The Complete Guide to Creative Mediation - Chapter 35 - AAA Handbook on Mediation - Third Edition
Gerald S. (Jerry) Clay is a Partner in the law firm of Clay Chapman Iwamura Pulice & Nervell where he emphasizes the practice of mediation and arbitration. Since 1975, Mr. Clay has presided over 500 mediation matters, particularly focusing on commercial and property disputes. He is the author of Before You Sue, - How to Get Justice Without Going to Court, an introduction to mediation. He is listed in Best Lawyers in America; Best Lawyers in Hawaii; and Super Lawyers in categories of alternative dispute resolution and construction law. Mr. Clay taught Negotiation and Conflict Resolution at Hawaii Pacific University from 1989 to 2004 and was an Adjunct Professor of Law at the University of Hawaii Law School in 2005. He has lectured and trained arbitrators and mediators for professional and dispute resolution organizations world-wide.

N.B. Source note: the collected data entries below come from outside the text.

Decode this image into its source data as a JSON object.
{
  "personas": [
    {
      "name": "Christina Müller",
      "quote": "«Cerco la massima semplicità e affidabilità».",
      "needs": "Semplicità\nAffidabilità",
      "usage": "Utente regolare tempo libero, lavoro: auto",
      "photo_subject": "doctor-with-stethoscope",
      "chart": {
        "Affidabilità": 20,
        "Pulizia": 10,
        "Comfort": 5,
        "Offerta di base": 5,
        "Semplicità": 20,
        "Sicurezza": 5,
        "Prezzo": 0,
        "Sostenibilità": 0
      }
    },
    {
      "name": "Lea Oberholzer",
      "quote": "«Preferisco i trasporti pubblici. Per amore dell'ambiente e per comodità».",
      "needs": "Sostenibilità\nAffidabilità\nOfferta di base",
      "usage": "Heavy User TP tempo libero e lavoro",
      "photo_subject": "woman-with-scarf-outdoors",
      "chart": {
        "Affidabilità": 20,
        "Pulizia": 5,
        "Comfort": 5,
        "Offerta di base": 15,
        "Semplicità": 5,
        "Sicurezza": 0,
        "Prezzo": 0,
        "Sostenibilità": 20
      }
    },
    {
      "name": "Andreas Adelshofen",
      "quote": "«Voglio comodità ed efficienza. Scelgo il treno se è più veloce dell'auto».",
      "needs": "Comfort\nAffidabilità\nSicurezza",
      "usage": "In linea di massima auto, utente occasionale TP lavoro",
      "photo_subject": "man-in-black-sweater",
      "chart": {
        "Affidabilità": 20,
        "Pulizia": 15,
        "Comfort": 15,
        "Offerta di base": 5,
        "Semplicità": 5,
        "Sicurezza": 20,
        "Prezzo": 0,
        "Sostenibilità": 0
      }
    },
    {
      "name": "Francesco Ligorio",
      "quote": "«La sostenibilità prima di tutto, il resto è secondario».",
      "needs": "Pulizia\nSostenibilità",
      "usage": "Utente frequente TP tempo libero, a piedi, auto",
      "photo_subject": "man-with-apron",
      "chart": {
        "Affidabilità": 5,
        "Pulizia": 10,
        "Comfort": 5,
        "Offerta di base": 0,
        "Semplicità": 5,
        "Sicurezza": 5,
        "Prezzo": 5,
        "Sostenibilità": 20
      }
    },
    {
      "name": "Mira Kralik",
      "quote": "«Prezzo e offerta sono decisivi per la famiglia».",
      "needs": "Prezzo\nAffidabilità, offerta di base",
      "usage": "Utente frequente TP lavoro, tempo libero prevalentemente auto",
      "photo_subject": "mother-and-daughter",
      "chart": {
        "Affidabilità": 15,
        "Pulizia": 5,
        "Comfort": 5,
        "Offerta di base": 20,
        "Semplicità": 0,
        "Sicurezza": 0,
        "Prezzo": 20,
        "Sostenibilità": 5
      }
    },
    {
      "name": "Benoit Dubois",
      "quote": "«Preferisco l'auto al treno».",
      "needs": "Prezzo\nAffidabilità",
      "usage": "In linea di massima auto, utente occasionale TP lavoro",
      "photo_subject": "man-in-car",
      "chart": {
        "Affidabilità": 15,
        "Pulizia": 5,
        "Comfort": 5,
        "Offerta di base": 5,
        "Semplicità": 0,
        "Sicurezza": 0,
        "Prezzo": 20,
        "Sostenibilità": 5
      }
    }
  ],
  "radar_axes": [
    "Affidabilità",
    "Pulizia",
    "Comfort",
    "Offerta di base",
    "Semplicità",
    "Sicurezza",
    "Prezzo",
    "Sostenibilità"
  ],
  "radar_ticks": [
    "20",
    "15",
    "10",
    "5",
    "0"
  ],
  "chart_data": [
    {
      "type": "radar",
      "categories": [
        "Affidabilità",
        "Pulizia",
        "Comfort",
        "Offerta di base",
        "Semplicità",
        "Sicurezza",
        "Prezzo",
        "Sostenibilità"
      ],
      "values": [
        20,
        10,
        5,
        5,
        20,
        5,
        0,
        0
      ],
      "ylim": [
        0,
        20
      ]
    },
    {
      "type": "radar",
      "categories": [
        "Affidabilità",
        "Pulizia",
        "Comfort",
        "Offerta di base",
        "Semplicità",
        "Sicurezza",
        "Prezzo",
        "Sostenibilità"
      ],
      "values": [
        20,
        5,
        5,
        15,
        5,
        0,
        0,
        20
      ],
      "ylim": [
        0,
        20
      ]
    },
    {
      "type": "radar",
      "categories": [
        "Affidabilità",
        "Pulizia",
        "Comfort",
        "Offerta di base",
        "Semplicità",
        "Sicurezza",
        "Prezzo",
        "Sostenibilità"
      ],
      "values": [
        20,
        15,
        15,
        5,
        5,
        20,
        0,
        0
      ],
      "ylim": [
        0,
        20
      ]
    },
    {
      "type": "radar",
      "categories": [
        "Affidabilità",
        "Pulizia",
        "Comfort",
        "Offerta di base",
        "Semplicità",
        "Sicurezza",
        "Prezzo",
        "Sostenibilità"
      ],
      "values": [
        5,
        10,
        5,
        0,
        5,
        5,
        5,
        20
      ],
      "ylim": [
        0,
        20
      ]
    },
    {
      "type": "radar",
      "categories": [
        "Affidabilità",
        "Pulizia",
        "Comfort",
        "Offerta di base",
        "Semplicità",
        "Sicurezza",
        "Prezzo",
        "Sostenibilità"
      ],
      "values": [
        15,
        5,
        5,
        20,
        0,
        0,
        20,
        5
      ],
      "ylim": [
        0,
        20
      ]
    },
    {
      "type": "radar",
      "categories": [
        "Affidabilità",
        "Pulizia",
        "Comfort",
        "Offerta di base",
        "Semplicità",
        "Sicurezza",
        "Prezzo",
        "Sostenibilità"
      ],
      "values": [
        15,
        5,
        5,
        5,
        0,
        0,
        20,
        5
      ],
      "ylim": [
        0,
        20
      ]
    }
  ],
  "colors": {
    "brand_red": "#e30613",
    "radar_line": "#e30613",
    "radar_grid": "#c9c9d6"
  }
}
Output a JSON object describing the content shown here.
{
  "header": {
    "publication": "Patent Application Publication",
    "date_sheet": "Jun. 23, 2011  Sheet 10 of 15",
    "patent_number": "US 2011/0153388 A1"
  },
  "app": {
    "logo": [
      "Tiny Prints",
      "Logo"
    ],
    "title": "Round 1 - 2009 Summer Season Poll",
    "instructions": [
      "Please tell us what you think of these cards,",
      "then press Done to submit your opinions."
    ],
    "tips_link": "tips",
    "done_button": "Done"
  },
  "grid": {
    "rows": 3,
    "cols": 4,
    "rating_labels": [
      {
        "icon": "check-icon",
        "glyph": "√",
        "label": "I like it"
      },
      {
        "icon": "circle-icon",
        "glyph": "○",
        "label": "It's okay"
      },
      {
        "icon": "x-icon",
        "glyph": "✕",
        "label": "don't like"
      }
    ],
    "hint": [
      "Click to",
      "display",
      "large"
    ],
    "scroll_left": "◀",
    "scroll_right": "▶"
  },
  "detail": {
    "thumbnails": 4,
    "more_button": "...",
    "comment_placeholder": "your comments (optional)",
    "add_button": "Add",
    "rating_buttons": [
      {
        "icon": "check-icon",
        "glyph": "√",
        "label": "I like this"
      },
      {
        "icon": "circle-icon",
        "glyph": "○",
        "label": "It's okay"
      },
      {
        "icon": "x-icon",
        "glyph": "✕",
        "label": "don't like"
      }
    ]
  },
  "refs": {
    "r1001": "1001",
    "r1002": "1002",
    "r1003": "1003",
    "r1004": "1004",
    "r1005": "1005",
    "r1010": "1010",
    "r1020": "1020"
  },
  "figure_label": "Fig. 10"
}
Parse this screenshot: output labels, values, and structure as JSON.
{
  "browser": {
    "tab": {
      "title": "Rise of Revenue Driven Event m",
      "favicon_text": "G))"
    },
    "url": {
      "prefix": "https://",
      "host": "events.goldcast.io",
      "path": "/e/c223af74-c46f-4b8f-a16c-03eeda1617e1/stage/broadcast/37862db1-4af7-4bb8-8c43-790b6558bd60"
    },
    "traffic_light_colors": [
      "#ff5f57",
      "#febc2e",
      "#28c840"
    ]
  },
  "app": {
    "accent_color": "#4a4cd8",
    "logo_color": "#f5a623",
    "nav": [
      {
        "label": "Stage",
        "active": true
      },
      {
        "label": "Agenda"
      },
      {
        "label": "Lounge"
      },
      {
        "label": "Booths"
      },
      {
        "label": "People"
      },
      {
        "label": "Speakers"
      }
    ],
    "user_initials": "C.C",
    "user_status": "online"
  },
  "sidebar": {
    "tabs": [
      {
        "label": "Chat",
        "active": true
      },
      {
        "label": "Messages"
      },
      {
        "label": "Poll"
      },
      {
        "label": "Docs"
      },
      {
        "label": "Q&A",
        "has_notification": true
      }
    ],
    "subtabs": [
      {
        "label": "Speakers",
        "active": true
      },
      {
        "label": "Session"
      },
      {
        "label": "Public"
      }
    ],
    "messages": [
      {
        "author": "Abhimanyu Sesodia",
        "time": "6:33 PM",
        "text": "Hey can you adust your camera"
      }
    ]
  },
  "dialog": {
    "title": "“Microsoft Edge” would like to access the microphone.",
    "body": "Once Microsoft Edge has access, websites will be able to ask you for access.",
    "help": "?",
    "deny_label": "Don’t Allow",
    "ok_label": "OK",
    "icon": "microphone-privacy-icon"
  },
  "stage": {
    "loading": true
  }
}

Jim Hoenig, J.D., PhD. (psychology) is the only person in Hawaii listed in both the “ADR” and “Family Law Mediation” categories in The Best Lawyers in America and Best Lawyers in Hawaii. He has over 20 years experience as a full-time Mediator and Arbitrator specializing in difficult and complex business and family matters. Mr. Hoenig graduated first in his class from Stanford and Stanford Law School. He was Law Review President, and he later served as Law Clerk to the Chief Justice of the United States Supreme Court. Lawdragon Magazine (in its 2006 survey, “500 Leading Judges in America”) said about Mr. Hoenig: “When Hawaii couples call it quits, he’s the mediator of choice to resolve contentious disputes.”
Originally from:
AAA Handbook on Mediation - Third Edition
THE COMPLETE GUIDE TO CREATIVE MEDIATION
Gerald S. Clay and James K. Hoenig
I. Introduction
Mediation resolves disputes through the assisted exercise of a power which most disputants do not even realize they have until they no longer have it: the power to determine their own outcome by reaching a mutually acceptable resolution of their dispute. While virtually every other dispute resolution process cedes all or part of the power to determine outcome to a third party, mediation is an informal, voluntary, loosely structured process in which the mediator facilitates communication, encourages exchange of information and ideas, tests the reality of parties’ perceptions and ideas, advises, suggests, translates what is said to detoxify the emotional climate, and at times recommends and persuades, all in the service of assisting the parties to reach their own agreement.